What about Dominion’s offshore wind announcement?
I saved the best for last. For offshore wind advocates like me, Dominion’s announcement was the really big news of the week: it’s the Fourth of July, Christmas and New Years all at once. Offshore wind is Virginia’s largest long-term renewable energy resource opportunity, and we can’t fully decarbonize without it.
Dominion has taken a go-slow approach to offshore wind ever since winning the right to develop the federal lease area in 2013. Until this year, it refused to commit to anything more than a pilot project. The two, 6-MW turbines are currently under construction and will be installed next summer.
Then in March, Dominion CEO Tom Farrell told investors his company planned to build one commercial offshore wind farm, of unspecified size, to be operational in 2024. In its Aug. 28 resource plan update filed with the state regulators, Dominion Energy Virginia included for the first time an 880-MW wind farm, pushed back to 2025.
A mere three weeks later, the plan has changed to three wind farms, a total of 220 turbines with a capacity of 2,600 MW, with the start date moved up again to 2024, and all of them in service by 2026, exactly Northam’s target (except his was 2,500 MW).

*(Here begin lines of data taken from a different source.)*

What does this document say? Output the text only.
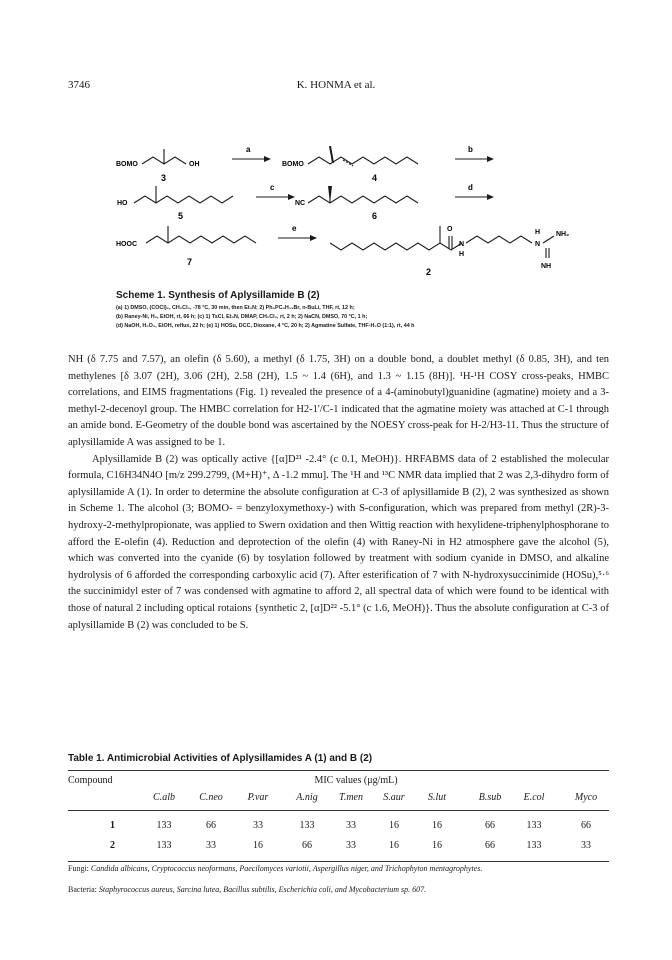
3746	K. HONMA et al.
BOMO	OH	BOMO
HO	NC
HOOC
O
N
H
N
H NH₂
NH
3	4
5	6
7
2
a	b
c	d
e
Scheme 1. Synthesis of Aplysillamide B (2)
(a) 1) DMSO, (COCl)₂, CH₂Cl₂, -78 °C, 30 min, then Et₃N; 2) Ph₃PC₆H₁₃Br, n-BuLi, THF, rt, 12 h;
(b) Raney-Ni, H₂, EtOH, rt, 66 h; (c) 1) TsCl, Et₃N, DMAP, CH₂Cl₂, rt, 2 h; 2) NaCN, DMSO, 70 °C, 1 h;
(d) NaOH, H₂O₂, EtOH, reflux, 22 h; (e) 1) HOSu, DCC, Dioxane, 4 °C, 20 h; 2) Agmatine Sulfate, THF-H₂O (1:1), rt, 44 h

NH (δ 7.75 and 7.57), an olefin (δ 5.60), a methyl (δ 1.75, 3H) on a double bond, a doublet methyl (δ 0.85, 3H), and ten methylenes [δ 3.07 (2H), 3.06 (2H), 2.58 (2H), 1.5 ~ 1.4 (6H), and 1.3 ~ 1.15 (8H)]. ¹H-¹H COSY cross-peaks, HMBC correlations, and EIMS fragmentations (Fig. 1) revealed the presence of a 4-(aminobutyl)guanidine (agmatine) moiety and a 3-methyl-2-decenoyl group. The HMBC correlation for H2-1'/C-1 indicated that the agmatine moiety was attached at C-1 through an amide bond. E-Geometry of the double bond was ascertained by the NOESY cross-peak for H-2/H3-11. Thus the structure of aplysillamide A was assigned to be 1.

Aplysillamide B (2) was optically active {[α]D²¹ -2.4° (c 0.1, MeOH)}. HRFABMS data of 2 established the molecular formula, C16H34N4O [m/z 299.2799, (M+H)⁺, Δ -1.2 mmu]. The ¹H and ¹³C NMR data implied that 2 was 2,3-dihydro form of aplysillamide A (1). In order to determine the absolute configuration at C-3 of aplysillamide B (2), 2 was synthesized as shown in Scheme 1. The alcohol (3; BOMO- = benzyloxymethoxy-) with S-configuration, which was prepared from methyl (2R)-3-hydroxy-2-methylpropionate, was applied to Swern oxidation and then Wittig reaction with hexylidene-triphenylphosphorane to afford the E-olefin (4). Reduction and deprotection of the olefin (4) with Raney-Ni in H2 atmosphere gave the alcohol (5), which was converted into the cyanide (6) by tosylation followed by treatment with sodium cyanide in DMSO, and alkaline hydrolysis of 6 afforded the corresponding carboxylic acid (7). After esterification of 7 with N-hydroxysuccinimide (HOSu),⁵·⁶ the succinimidyl ester of 7 was condensed with agmatine to afford 2, all spectral data of which were found to be identical with those of natural 2 including optical rotaions {synthetic 2, [α]D²² -5.1° (c 1.6, MeOH)}. Thus the absolute configuration at C-3 of aplysillamide B (2) was concluded to be S.

Table 1. Antimicrobial Activities of Aplysillamides A (1) and B (2)
Compound	MIC values (μg/mL)
C.alb C.neo P.var	A.nig T.men S.aur S.lut	B.sub E.col	Myco
1	133	66	33	133	33	16	16	66	133	66
2	133	33	16	66	33	16	16	66	133	33
Fungi: Candida albicans, Cryptococcus neoformans, Paecilomyces variotii, Aspergillus niger, and Trichophyton mentagrophytes.
Bacteria: Staphyrococcus aureus, Sarcina lutea, Bacillus subtilis, Escherichia coli, and Mycobacterium sp. 607.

Certainly the case for developing the full lease area has been improving at a rapid clip. Costs are falling dramatically, and it appears Dominion expects to maximize production by using massive 12 MW turbines, which did not even exist until this year.
But if the situation has changed that dramatically from August to September, all I can say is, I can’t wait to see what October brings.
Maybe it will bring answers to questions like who will build these wind farms, who will pay for them, and how Dominion expects to meet this accelerated timeline. As Sarah Vogelsong reports, several northeastern states have wind farms slated for development in the early-to-mid-2020s, too. Industry members are already worried about bottlenecks in everything from the supply chain to installation vessels, workforce training and the regulatory approval process.
That is to say, we’re coming to the party pretty late to expect good seats. But hey, it’s going to be a great party, and I’m glad we won’t miss it.